Brasil estreia, com time forte e moral elevada

Seleção masculina de basquete entra na quadra neste domingo para enfrentar a Austrália

LONDRES, O Estado de S.Paulo

28 de julho de 2012 | 03h07

LONDRES - A longa caminhada da seleção masculina de basquete de volta aos Jogos Olímpicos termina, efetivamente, às 7h15 de amanhã (de Brasília), quando a equipe liderada por Rubén Magnano entra na quadra da Arena de Basquete para enfrentar a Austrália. Em Estrasburgo, na França, há uma semana, os brasileiros derrotaram os australianos por 87 a 71.

A expectativa brasileira pela estreia não se justifica apenas pelos 16 anos longe do torneio - a última participação do País ocorreu em Atlanta/1996. Com todos os seus principais jogadores em quadra, o Brasil já é visto pelas principais seleções do mundo como um rival em potencial na briga por uma medalha olímpica.

Magnano, que conquistou o ouro com a Argentina nos Jogos de Atenas, em 2004, sempre fez questão de alimentar o desejo de uma medalha em seus comandados. Afinal, seu país natal mostrou que derrotar os "grandes'' não é um sonho. Os argentinos, para chegar àquela decisão, venceram os EUA na semifinal.

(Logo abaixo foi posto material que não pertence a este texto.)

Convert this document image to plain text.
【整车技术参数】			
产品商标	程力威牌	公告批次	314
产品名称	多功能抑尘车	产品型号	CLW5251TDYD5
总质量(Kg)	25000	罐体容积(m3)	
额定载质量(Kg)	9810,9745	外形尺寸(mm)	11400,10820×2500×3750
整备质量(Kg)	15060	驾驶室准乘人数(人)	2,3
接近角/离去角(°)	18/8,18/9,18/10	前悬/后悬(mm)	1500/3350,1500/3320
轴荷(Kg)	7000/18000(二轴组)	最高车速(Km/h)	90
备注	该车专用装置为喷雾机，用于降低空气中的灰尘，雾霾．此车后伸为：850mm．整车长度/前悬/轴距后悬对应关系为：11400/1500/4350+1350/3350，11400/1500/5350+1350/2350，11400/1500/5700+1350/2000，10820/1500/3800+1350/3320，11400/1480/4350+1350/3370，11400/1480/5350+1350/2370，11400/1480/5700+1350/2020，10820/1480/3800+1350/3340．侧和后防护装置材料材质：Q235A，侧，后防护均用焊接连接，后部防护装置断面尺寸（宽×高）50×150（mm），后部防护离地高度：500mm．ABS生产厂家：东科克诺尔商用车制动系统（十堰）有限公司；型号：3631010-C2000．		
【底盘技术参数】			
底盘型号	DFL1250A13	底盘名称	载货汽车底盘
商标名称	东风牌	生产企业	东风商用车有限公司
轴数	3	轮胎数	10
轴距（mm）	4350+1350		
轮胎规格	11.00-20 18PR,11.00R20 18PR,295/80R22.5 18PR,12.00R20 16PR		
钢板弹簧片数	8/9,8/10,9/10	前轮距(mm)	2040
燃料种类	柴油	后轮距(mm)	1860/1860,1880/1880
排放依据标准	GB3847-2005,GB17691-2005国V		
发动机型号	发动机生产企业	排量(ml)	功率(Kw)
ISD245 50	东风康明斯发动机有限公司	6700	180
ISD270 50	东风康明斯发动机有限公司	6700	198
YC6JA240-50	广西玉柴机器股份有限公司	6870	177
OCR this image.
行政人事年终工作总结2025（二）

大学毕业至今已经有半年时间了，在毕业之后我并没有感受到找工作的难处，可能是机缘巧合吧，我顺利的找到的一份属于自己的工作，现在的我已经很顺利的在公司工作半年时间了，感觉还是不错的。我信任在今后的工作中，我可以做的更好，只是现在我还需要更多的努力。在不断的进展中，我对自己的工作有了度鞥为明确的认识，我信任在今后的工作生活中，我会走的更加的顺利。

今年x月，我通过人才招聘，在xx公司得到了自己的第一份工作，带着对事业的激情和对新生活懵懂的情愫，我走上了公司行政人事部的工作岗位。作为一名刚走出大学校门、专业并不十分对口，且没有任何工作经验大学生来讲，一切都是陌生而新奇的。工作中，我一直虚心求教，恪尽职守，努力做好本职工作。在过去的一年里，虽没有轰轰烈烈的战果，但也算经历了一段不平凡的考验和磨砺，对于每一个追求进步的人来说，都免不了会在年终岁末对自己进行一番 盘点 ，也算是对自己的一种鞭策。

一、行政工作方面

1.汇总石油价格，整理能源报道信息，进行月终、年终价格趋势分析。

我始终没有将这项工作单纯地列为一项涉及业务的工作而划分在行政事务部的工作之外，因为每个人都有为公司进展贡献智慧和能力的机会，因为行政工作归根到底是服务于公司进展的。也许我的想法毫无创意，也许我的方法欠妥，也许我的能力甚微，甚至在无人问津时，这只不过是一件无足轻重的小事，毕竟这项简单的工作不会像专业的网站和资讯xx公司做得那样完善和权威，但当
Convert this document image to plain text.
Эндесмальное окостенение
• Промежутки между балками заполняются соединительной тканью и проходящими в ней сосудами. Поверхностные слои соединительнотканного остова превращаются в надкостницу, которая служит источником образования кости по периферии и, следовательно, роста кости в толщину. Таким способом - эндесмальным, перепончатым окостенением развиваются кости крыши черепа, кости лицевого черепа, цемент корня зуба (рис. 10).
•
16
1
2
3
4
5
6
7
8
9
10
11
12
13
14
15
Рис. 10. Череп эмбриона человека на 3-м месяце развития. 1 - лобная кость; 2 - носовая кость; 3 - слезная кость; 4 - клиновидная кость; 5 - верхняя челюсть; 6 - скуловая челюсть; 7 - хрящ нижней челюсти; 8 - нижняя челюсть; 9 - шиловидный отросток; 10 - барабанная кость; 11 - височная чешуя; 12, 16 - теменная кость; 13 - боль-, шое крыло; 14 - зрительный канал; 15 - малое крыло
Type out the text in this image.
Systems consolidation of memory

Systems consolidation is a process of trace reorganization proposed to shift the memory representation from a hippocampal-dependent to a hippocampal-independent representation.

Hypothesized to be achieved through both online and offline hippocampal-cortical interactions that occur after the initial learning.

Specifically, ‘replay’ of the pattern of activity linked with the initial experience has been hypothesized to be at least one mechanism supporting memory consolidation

Graças à presença de atletas como Anderson Varejão, Nenê Hilário, Tiago Splitter, que colocam o garrafão brasileiro como um dos mais fortes do mundo, e à mentalidade defensiva implantada por Magnano desde o Mundial da Turquia, em 2010, o Brasil ganhou o respeito dos rivais. "E nós temos que ser muito inteligentes para pegar esse tipo de informação. Tomar cuidado para que não alimente o ego, nem nos dê confiança excessiva'', afirma o técnico.

Para o técnico dos EUA, Mike Krzyzewski, o Brasil é candidato ao pódio. "Eu adoro o time brasileiro. É uma grande combinação de homens grandes em um excelente trabalho no garrafão. E o técnico Magnano é um dos melhores do mundo. Tê-lo como técnico de seu país trouxe um grande salto de qualidade para a seleção'', afirmou o americano ao Estado.

Kobe Bryant, astro do Los Angeles Lakers, seguiu nos elogios. "Definitivamente, o Brasil briga por medalhas. Hoje, é um dos melhores times do mundo. Os jogadores acreditam que podem ganhar, o que faz do Brasil um adversário muito difícil.'' / A.R.